Alfred James Lotka was born to Polish-American parents in Lwów, Austria-Hungary (now Lviv, Ukraine) on March 2, 1880. He gained his B.Sc. in 1901 at the University of Birmingham, England, did graduate work in 1901–02 at Leipzig University, received an M.A. in 1909 at Cornell University, and a D.Sc. at Birmingham University in 1912.

Lotka worked as a statistician for the Metropolitan Life Insurance Company, in New York from 1924 until his retirement in 1948. He died December 5, 1949 in Red Bank, NJ.

Contributions

Lotka is best-known for the Lotka–Volterra equations predicting linked oscillations in populations of predator and prey and for his studies of human population stability. He contributed widely to physical biology, the energetics of evolution, demography and public health, and bibliometrics.

Lotka's Law

An application of Zipf's law describing the frequency of publication (productivity) of authors in any given field. Lotka's law models the productivity (i.e. frequency of publication) of scientists. The distribution is based on an inverse square law where the number of authors writing n papers is l/n2 of the number of authors writing one paper.
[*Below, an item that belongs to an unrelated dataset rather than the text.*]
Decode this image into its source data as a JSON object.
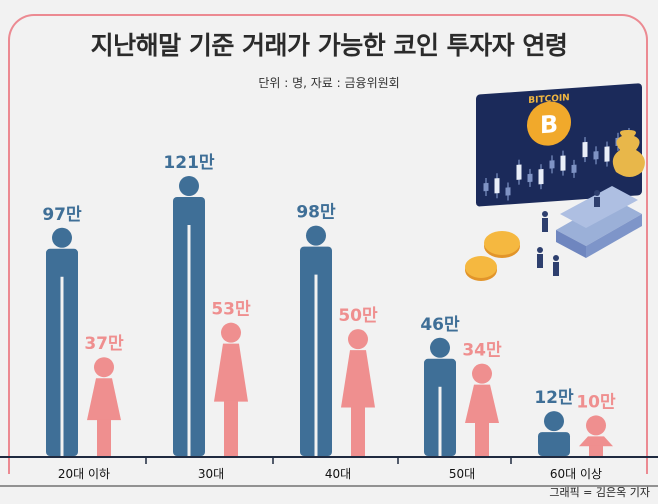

Each subject area can have associated with it an exponent representing its specific rate of author productivity. Lotka's law is one of the traditional major components of bibliometrics along with obsolescence and Bradford's law of scattering.

Publication

  • Lotka, Alfred J. (1926). "The frequency distribution of scientific productivity". Journal of the Washington Academy of Sciences. 16 (12): 317–324.

Further reading

Biography:

  • "Alfred J. Lotka." Wikipedia [1]
  • Haaga, J. Alfred Lotka, Mathematical Demographer. Population Reference Bureau, March 2000. [2]

Lotka's Law:

  • "Lotka's law." Wikipedia [3]

Papers

Princeton University Library, Stokes Library - Wallace Hall. Collected papers of Lotka. 1881-1949. 15.8 linear ft.; 34 cartons.